James Boswell no doubt hoped for some sort of coerced reversal when he sat down to interview an ailing David Hume on July 7, 1776. What he found was the great skeptic smiling at death. Hume amiably told him that he had entertained no religious belief since he began reading Locke and Clarke, that the ethics of every religion is bad, and that when he hears that a man is religious he concludes that he is a rascal. Searching for a scoop, Boswell pressed Hume on what lay beyond the grave. Hume responded that “it was a most unreasonable fancy that we should exist for ever” and that the prospect of his personal annihilation gave him no anxiety.

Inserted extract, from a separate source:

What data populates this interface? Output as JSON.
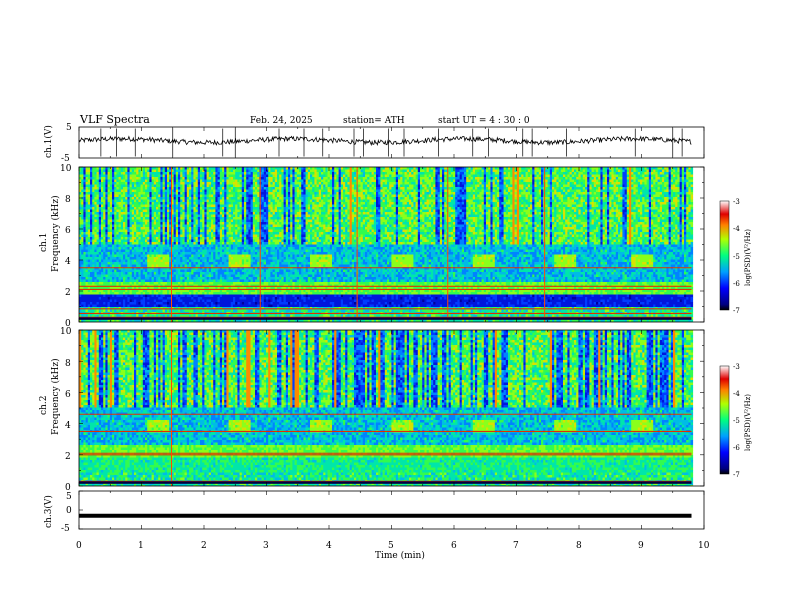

In August, Adam Smith wrote to a mutual friend of Hume’s, Alexander Wedderburn, “[p]oor David Hume is dying very fast, but with great cheerfulness and good humour and with more real resignation to the necessary course of things, than any whining Christian ever dyed with pretended resignation to the will of God.” Although they were going to lose a friend, Smith observed, at least he would die “as a man of sense ought to.”
Would that we all could be so lucky, Antony.